Imagine that you have a relatively stiff spring in your hands. Hold one end of the spring in each hand, and hold your left hand stationary while you extend your right hand away from you. You will observe that the spring gets longer, and that you feel it pull on your left hand. Furthermore, the longer the spring is, the harder it pulls on your hand.
Terminology: We say that the stretched spring exerts a force on your left hand.
At this point, you would be justified in claiming that there is a one-to-one relationship between the length of the spring $\ell$ and the force exerted on your left hand $F$. This spring is now your force gauge - you can now subject various objects to the same force by attaching the spring and ensuring that it maintains a constant length.
Now that you have an instrument, consider an experiment. In your laboratory, you have a long, frictionless track (like an air track) and a cart whose mass you can change by stacking blocks on it.
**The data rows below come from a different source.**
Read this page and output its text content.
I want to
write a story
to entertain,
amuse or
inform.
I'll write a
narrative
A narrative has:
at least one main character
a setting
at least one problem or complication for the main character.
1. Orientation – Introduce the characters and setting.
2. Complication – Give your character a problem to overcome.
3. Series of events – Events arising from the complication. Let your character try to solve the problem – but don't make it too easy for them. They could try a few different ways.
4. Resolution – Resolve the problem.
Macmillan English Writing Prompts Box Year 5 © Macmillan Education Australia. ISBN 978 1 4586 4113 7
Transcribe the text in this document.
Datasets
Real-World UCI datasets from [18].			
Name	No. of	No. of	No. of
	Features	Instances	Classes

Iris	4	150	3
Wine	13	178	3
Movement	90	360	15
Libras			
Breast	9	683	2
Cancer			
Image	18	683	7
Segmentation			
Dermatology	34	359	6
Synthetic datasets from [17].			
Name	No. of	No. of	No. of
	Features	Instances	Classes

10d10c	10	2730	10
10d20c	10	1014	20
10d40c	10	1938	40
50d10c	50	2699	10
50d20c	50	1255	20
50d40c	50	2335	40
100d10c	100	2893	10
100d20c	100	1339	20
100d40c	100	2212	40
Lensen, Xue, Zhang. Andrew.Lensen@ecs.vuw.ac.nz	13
You notice that when you push on the cart, it accelerates, and you would like to quantify this relationship.
You attach your spring to the end of your cart and pull in such a way that your spring maintains a constant length of, say, $\ell=5$ cm, and therefore exerts a consistent force $F$. You measure the resulting acceleration, and then repeat the experiment by stacking different combinations of blocks on it. At the end of the experiment you find that the acceleration of the cart is inversely proportional to its mass when the force exerted upon it is held fixed.
For the next experiment, you take several identical springs and attach them all to the block "in parallel." You reason that if one spring exerts a force $F$ on the block, then $N$ identical springs (all stretched to the same length as the original) will exert $N$ times the original force. Under this fairly mild assumption, you hold the mass of your cart fixed and measure its acceleration when subjected to various different forces. At the end of your experiment, you find that the acceleration of the cart is proportional to the force exerted upon it when its mass is held fixed.
At the end of your long day of experimentation, you are therefore led to postulate that
$$F \propto m a$$
$$\implies F = k ma$$
for some constant $k$. If you choose a value for $k$, then this relationship allows you to assign a numerical value to $F$, which would be quite useful. It is, after all, much easier to report a numerical value than to say "the force exerted by my favorite laboratory spring when it is stretched to a length of $5$ cm."
All that remains is to choose a value for $k$. Because you love to measure mass in kilograms, distance in meters, and time in seconds, you say
This quantity force is to be measured in units of Newtons, such that a total force of $1$ N will accelerate a $1$ kg object at $1$ m/s$^2$.
This amounts to choosing $k=1 \frac{\text{N}}{\text{kg}\cdot\text{m}/\text{s}^2}$.